Mentre era impegnato in altri affari si ammalò e gli apparve San Gemolo che lo rimproverava per aver rimandato la costruzione della chiesa. Come il Vescovo fu guarito mise a disposizione i denari necessari e la chiesa fu costruita.

In quel tempo erano signori di quelle zone due fratelli crudeli: Ugo e Berengario, che odiavano sia l’Imperatore Ottone che l’Arcivescovo di Milano Eriberto. Allora, con l’accordo dell’Imperatore, l’Arcivescovo li cacciò e si annesse la terra.

Nelle vicinanze della chiesa vivevano due neo convertite alle quali una volpe aveva rapito il gallo. In una giornata di pioggia capitarono lì tre fratelli soldati della famiglia dei Cancellari che, cacciando sotto la pioggia, ritrovarono il gallo illeso. Considerandolo un miracolo decisero di costruire un ospedale monastero.

Dopo aver avuto il permesso dell’Arcivescovo al quale andavano donati due ceri nel giorno di Natale ingrandirono la chiesa.

Successivamente al tempo del papa Alessandro e dell’Imperatore Federico, l’Arcivescovo Uberto, quello che morì a Benevento, consacrò la chiesa.

Avvenne anche che tre soldati, Lanfranco di Viggiù, Strimido e Giovanni da Novazzano, volessero rapire un contadino che cercava di rifugiarsi nella chiesa e che non desistessero dal proposito nè a causa di Dio nè a causa dei monaci.

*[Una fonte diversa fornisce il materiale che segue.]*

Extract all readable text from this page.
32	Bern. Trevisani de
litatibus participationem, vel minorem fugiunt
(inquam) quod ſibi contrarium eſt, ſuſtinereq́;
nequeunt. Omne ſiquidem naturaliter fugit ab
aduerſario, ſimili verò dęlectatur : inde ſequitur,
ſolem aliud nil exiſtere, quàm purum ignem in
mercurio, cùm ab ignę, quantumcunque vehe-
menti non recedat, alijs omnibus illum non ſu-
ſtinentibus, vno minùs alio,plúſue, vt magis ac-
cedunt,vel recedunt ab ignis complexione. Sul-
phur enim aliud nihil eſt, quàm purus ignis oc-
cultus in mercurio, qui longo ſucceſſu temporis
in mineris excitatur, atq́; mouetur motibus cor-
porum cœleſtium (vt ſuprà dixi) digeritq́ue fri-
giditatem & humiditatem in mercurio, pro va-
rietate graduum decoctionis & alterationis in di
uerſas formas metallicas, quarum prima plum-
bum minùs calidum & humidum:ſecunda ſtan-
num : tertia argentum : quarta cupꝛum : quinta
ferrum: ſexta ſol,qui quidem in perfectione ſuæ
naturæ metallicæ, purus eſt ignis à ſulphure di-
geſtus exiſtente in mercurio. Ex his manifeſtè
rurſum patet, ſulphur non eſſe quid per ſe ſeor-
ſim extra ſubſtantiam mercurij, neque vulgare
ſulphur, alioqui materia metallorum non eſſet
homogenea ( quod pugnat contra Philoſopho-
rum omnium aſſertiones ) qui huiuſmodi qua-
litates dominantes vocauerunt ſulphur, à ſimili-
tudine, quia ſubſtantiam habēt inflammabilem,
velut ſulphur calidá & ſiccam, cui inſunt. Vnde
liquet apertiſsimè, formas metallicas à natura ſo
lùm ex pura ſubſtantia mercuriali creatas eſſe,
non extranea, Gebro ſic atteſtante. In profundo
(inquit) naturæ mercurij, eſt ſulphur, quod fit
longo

Divennero immediatamente ciechi ma ritornati come penitenti furono bastonati dal Priore Gerolamo durante il giorno davanti alla chiesa e furono guariti.

Un energumeno di Varese che era venuto per la festa di San Gemolo fu guarito. Anche tre donne della Val Leventina, Saporita, Sauxina e Rubea furono guarite dalle febbri.

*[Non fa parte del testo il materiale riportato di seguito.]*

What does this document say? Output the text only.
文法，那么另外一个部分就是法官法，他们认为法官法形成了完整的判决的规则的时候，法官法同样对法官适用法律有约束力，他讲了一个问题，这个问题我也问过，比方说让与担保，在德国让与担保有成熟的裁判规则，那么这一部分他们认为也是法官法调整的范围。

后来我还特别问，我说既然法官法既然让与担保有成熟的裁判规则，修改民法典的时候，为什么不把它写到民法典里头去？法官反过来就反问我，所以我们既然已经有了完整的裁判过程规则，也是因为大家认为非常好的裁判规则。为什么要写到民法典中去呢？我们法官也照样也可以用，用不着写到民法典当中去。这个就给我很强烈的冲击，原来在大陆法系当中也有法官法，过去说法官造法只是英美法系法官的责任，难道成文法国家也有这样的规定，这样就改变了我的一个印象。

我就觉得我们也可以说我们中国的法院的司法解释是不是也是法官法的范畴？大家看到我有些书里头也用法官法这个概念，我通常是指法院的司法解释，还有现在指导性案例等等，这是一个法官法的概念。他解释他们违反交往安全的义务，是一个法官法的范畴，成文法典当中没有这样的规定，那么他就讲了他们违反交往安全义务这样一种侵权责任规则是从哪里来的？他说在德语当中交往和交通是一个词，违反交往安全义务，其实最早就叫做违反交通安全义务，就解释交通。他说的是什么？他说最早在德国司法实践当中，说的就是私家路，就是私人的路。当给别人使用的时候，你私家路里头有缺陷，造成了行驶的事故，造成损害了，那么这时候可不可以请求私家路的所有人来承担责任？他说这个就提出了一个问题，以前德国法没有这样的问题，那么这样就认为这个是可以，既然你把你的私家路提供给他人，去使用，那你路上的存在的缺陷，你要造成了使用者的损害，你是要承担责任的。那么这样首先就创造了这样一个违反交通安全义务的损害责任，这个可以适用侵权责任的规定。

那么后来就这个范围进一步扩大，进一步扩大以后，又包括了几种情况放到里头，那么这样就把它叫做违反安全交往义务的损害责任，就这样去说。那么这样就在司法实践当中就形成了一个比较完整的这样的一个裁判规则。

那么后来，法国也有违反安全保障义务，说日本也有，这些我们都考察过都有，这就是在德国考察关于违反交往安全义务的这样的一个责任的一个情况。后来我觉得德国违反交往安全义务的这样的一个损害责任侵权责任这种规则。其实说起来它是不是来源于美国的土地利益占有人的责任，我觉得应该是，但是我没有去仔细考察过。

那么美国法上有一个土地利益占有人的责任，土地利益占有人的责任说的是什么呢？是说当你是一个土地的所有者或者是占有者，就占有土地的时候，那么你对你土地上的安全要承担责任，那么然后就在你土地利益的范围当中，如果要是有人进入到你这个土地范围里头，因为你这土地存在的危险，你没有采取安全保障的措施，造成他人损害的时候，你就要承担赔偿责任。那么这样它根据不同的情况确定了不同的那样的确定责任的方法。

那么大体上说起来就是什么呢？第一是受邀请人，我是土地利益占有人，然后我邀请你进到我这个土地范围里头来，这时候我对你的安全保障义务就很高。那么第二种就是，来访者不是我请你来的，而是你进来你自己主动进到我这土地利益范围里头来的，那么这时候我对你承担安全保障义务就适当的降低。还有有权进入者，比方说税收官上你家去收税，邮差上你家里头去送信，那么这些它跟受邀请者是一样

Quando era Arcivescovo Filippo e Priore Guidone da Castiglione gli abitanti di Induno fecero registrare le terre di San Gemolo e posero dei confini tra queste e le proprie terre ma ingannarono dicendo che un decimo delle vigne di San Gemolo apparteneva a loro stessi e quindi le fecero tagliare. Nonostante questo le vigne ricrebbero e fecero frutti mentre invece quelli di Induno furono distrutti nelle loro opere e nei loro corpi e solo due di loro furono risparmiati.